First I will give examples using the specially crafted randomArrayWS and initWorkerStates functions, as they are more relevant to the question and later move to the more general monadic map. Here are their type signatures:
randomArrayWS ::
(Mutable r ix e, MonadUnliftIO m, PrimMonad m)
=> WorkerStates g -- ^ Use `initWorkerStates` to initialize you per thread generators
-> Sz ix -- ^ Resulting size of the array
-> (g -> m e) -- ^ Generate the value using the per thread generator.
-> m (Array r ix e)
initWorkerStates :: MonadIO m => Comp -> (WorkerId -> m s) -> m (WorkerStates s)
For those who are not familiar with massiv, the Comp argument is a computation strategy to use, notable constructors are:
Seq - run computation sequentially, without forking any threads
Par - spin up as many threads as there are capabilities and use those to do the work.
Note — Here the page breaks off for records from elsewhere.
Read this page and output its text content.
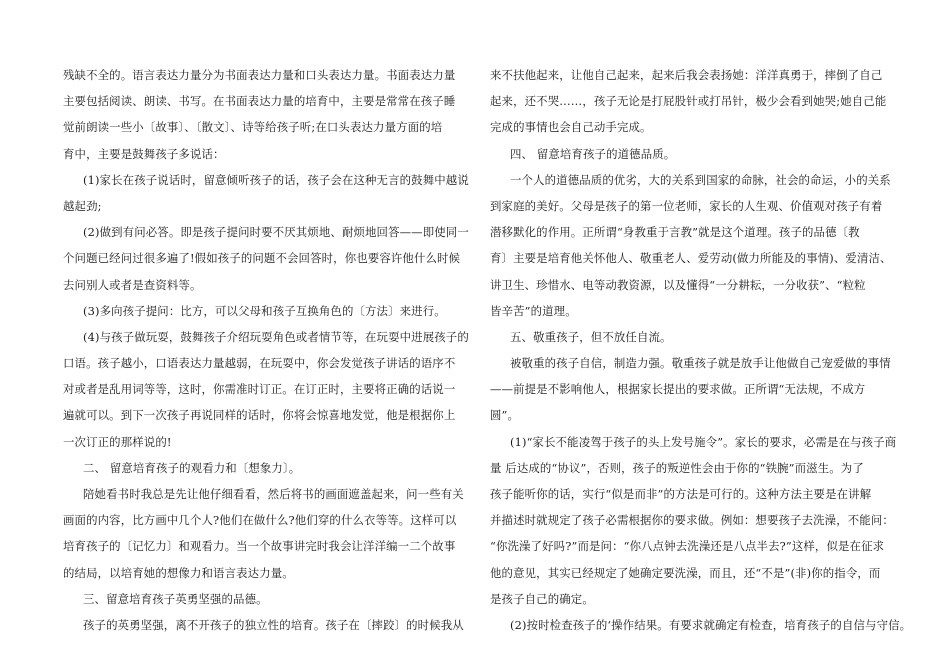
残缺不全的。语言表达力量分为书面表达力量和口头表达力量。书面表达力量
主要包括阅读、朗读、书写。在书面表达力量的培育中，主要是常常在孩子睡
觉前朗读一些小〔故事〕、〔散文〕、诗等给孩子听;在口头表达力量方面的培
育中，主要是鼓舞孩子多说话：
(1)家长在孩子说话时，留意倾听孩子的话，孩子会在这种无言的鼓舞中越说
越起劲;
(2)做到有问必答。即是孩子提问时要不厌其烦地、耐烦地回答——即使同一
个问题已经问过很多遍了!假如孩子的问题不会回答时，你也要容许他什么时候
去问别人或者是查资料等。
(3)多向孩子提问：比方，可以父母和孩子互换角色的〔方法〕来进行。
(4)与孩子做玩耍，鼓舞孩子介绍玩耍角色或者情节等，在玩耍中进展孩子的
口语。孩子越小，口语表达力量越弱，在玩耍中，你会发觉孩子讲话的语序不
对或者是乱用词等等，这时，你需准时订正。在订正时，主要将正确的话说一
遍就可以。到下一次孩子再说同样的话时，你将会惊喜地发觉，他是根据你上
一次订正的那样说的!
二、 留意培育孩子的观看力和〔想象力〕。
陪她看书时我总是先让他仔细看看，然后将书的画面遮盖起来，问一些有关
画面的内容，比方画中几个人?他们在做什么?他们穿的什么衣等等。这样可以
培育孩子的〔记忆力〕和观看力。当一个故事讲完时我会让洋洋编一二个故事
的结局，以培育她的想像力和语言表达力量。
三、留意培育孩子英勇坚强的品德。
孩子的英勇坚强，离不开孩子的独立性的培育。孩子在〔摔跤〕的时候我从
来不扶他起来，让他自己起来，起来后我会表扬她：洋洋真勇于，摔倒了自己
起来，还不哭……，孩子无论是打屁股针或打吊针，极少会看到她哭;她自己能
完成的事情也会自己动手完成。
四、 留意培育孩子的道德品质。
一个人的道德品质的优劣，大的关系到国家的命脉，社会的命运，小的关系
到家庭的美好。父母是孩子的第一位老师，家长的人生观、价值观对孩子有着
潜移默化的作用。正所谓“身教重于言教”就是这个道理。孩子的品德〔教
育〕主要是培育他关怀他人、敬重老人、爱劳动(做力所能及的事情)、爱清洁、
讲卫生、珍惜水、电等动教资源，以及懂得“一分耕耘，一分收获”、“粒粒
皆辛苦”的道理。
五、敬重孩子，但不放任自流。
被敬重的孩子自信，制造力强。敬重孩子就是放手让他做自己宠爱做的事情
——前提是不影响他人，根据家长提出的要求做。正所谓“无法规，不成方
圆”。
(1)“家长不能凌驾于孩子的头上发号施令”。家长的要求，必需是在与孩子商
量 后达成的“协议”，否则，孩子的叛逆性会由于你的“铁腕”而滋生。为了
孩子能听你的话，实行“似是而非”的方法是可行的。这种方法主要是在讲解
并描述时就规定了孩子必需根据你的要求做。例如：想要孩子去洗澡，不能问：
“你洗澡了好吗?”而是问：“你八点钟去洗澡还是八点半去?”这样，似是在征求
他的意见，其实已经规定了她确定要洗澡，而且，还“不是”(非)你的指令，而
是孩子自己的确定。
(2)按时检查孩子的‘操作结果。有要求就确定有检查，培育孩子的自信与守信。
I'll use mwc-random package as an example initially and later move to RVarT:
λ> import Data.Massiv.Array
λ> import System.Random.MWC (createSystemRandom, uniformR)
λ> import System.Random.MWC.Distributions (standard)
λ> gens <- initWorkerStates Par (\_ -> createSystemRandom)
Above we initialized a separate generator per thread using system randomness, but we could have just as well used a unique per thread seed by deriving it from the WorkerId argument, which is a mere Int index of the worker. And now we can use those generators to create an array with random values:
λ> randomArrayWS gens (Sz2 2 3) standard :: IO (Array P Ix2 Double)
Array P Par (Sz (2 :. 3))
[ [ -0.9066144845415213, 0.5264323240310042, -1.320943607597422 ]
, [ -0.6837929005619592, -0.3041255565826211, 6.53353089112833e-2 ]
By using Par strategy the scheduler library will split evenly the work of generation among available workers and each worker will use it's own generator, thus making it thread safe. Nothing prevents us from reusing the same WorkerStates arbitrary number of times as long as it is not done concurrently, which otherwise would result in an exception:
λ> randomArrayWS gens (Sz1 10) (uniformR (0, 9)) :: IO (Array P Ix1 Int)
Array P Par (Sz1 10)
[ 3, 6, 1, 2, 1, 7, 6, 0, 8, 8 ]
Now putting mwc-random to the side we can reuse the same concept for other possible uses cases by using functions like generateArrayWS:
generateArrayWS ::
(Mutable r ix e, MonadUnliftIO m, PrimMonad m)
=> WorkerStates s
-> Sz ix -- ^ size of new array
-> (ix -> s -> m e) -- ^ element generating action
-> m (Array r ix e)
and mapWS:
mapWS ::
(Source r' ix a, Mutable r ix b, MonadUnliftIO m, PrimMonad m)
=> WorkerStates s
-> (a -> s -> m b) -- ^ Mapping action
-> Array r' ix a -- ^ Source array
-> m (Array r ix b)
Here is the promised example on how to use this functionality with rvar, random-fu and mersenne-random-pure64 libraries. We could have used randomArrayWS here as well, but for the sake of example let's say we already have an array with different RVarTs, in which case we need a mapWS:
λ> import Data.Massiv.Array
λ> import Control.Scheduler (WorkerId(..), initWorkerStates)
λ> import Data.IORef
λ> import System.Random.Mersenne.Pure64 as MT
λ> import Data.RVar as RVar
λ> import Data.Random as Fu
λ> rvarArray = makeArrayR D Par (Sz2 3 9) (\ (i :. j) -> Fu.uniformT i j)
λ> mtState <- initWorkerStates Par (newIORef . MT.pureMT . fromIntegral . getWorkerId)
λ> mapWS mtState RVar.runRVarT rvarArray :: IO (Array P Ix2 Int)
Array P Par (Sz (3 :. 9))
[ [ 0, 1, 2, 2, 2, 4, 5, 0, 3 ]
, [ 1, 1, 1, 2, 3, 2, 6, 6, 2 ]
, [ 0, 1, 2, 3, 4, 4, 6, 7, 7 ]
It is important to note, that despite the fact that pure implementation of Mersenne Twister is being used in the above example, we cannot escape the IO. This is because of the non-deterministic scheduling, which means that we never know which one of the workers will be handling which chunk of the array and consequently which generator will be used for which part of the array. On the up side, if the generator is pure and splittable, such as splitmix, then we can use the pure, deterministic and parallelizable generation function: randomArray, but that is already a separate story.
It's probably not a good idea to do this due to inherently sequential nature of PRNGs. Instead, you might want to transition your code as follows:
Declare an IO function (main, or what have you).
Read as many random numbers as you need.
Pass the (now pure) numbers onto your repa functions.